Je me suis souvent sentie vide. Ça fait partie de moi, je crois, cette sensation de n’être habitée que fugacement, par des impressions, des paysages, des passages de livres qui me viennent au bord des lèvres en pleine conversation, ou au bout des doigts quand j’écris. Si on me disséquait, aujourd’hui, on trouverait pêle-mêle, dans le flux de mon sang ou métabolisés par mes organes, quelques instantanés : des passages d’Avital Ronell, le parc Père-Marquette vu de la fenêtre du Café dei Campi, mes chats qui dorment sur un sac qui traîne par terre, la sensation de vertige lorsqu’on descend l’autoroute des Éboulements vers Saint-Joseph-de-la-Rive.

J’ai l’impression que l’écologie entre moi et les images qui me traversent est déficiente, que les expériences restent emprisonnées sous ma peau. Qu’elles ne s’évacuent pas. Sans doute est-ce pour ça que je repense, des semaines durant, à une interaction désagréable avec le barista d’un café. Une remarque désobligeante d’un amoureux, trois fois rien, valse dans mes veines, s’ancre sous mes ongles pendant des jours. Des détails insignifiants deviennent obsédants. Il m’a souvent semblé doucement asphyxiant d’être moi; le débit de mes propres sensations m’étouffe. Peut-être aussi est-ce pour ça que j’emprunte parfois, sans m’en rendre compte, les formes de vie des autres, comme des remparts. Ma manière de prononcer les « a » de façon ouverte et claire vient de ma mère, mon amour de Kate Zambreno, d’un conseil de lecture d’une amie. Je me désole à me découvrir une Frankenstein de l’amitié, du lien familial ou amoureux. J’emprunte des petits morceaux des personnalités des autres, les revêts comme des vêtements. Ils me font un temps une seconde peau qui, friable, finit par se défaire d’elle-même parce qu’elle n’est pas exactement ajustée à ma silhouette. Dans cette pluie de citations qui chutent de mon corps se révèle pourtant ce que je pressens être la vérité, que ma forme est élastique et molle, ouverte à ce qui la traverse.
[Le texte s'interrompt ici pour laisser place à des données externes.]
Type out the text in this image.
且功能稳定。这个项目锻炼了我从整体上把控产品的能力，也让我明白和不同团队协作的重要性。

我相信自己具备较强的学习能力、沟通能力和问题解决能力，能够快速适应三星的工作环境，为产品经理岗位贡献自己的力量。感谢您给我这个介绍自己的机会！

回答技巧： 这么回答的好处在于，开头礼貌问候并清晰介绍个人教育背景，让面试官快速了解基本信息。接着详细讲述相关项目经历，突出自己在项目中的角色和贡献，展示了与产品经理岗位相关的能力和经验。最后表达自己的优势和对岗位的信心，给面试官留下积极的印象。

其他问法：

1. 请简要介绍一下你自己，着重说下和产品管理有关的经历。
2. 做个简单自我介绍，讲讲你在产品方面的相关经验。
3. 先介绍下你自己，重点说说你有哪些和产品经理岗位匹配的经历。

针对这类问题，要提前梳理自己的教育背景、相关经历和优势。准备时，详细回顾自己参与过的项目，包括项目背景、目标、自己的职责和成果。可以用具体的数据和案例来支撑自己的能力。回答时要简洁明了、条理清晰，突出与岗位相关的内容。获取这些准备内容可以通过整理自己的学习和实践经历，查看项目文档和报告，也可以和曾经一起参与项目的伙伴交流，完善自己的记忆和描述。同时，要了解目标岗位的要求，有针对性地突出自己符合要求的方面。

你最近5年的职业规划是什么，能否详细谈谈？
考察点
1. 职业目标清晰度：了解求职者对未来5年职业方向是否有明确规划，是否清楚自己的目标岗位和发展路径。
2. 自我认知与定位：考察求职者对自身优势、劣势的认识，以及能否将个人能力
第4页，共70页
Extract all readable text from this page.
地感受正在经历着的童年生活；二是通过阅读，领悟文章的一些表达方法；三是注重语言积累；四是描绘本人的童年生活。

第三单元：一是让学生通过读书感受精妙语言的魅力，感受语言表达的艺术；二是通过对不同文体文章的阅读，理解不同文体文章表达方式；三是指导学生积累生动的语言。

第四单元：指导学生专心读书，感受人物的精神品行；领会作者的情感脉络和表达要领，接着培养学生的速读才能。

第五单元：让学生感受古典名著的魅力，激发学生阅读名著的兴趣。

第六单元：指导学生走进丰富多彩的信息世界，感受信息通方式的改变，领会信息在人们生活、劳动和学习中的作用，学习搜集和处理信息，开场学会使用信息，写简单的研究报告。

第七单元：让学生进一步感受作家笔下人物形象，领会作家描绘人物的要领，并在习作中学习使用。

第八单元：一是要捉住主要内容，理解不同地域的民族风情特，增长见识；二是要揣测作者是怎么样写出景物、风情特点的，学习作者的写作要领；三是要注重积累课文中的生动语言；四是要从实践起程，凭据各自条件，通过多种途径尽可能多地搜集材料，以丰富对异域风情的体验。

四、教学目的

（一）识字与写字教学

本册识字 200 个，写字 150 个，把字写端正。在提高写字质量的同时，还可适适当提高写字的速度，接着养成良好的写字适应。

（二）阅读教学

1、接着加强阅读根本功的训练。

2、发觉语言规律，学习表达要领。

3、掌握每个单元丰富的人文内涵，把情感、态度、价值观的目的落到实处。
À ce manque de frontières entre moi et le monde, je pallie en m’entourant de gens qui sont mon contraire; ils sont comme des prothèses que j’adjoins à mon corps pour pacifier un peu mon rapport aux choses. Et sans doute aiment-ils, ou du moins je l’espère, cette porosité qui est la mienne, mon absence de contours clairs qui me rend prête aux changements de plans, absolument ouverte à ne pas suivre la musique. Je crois parfois que si l’on disséquait mes amis, on trouverait à l’intérieur d’eux un fil de fer, quelque chose qui les tient droits, à l’inverse de l’envers de ma chair où tout est liquide, prêt à se répandre. Mes amis adorent répondre à des questionnaires qui permettent de circonscrire leur personnalité, un jeu que je déteste depuis l’enfance, parce que les réponses qu’on me donne me paraissent toujours inexactes, tronquées. Je n’aime pas me faire assigner une identité, je préfère la chercher moi-même, et je me dis que, peut-être, l’écriture me sert à cela. Comme un jeu de piste. Petit morceau par petit morceau, trouver de quoi je suis constituée, et tant pis si à la minute où je nomme quelque chose, elle cesse de m’appartenir tout à fait.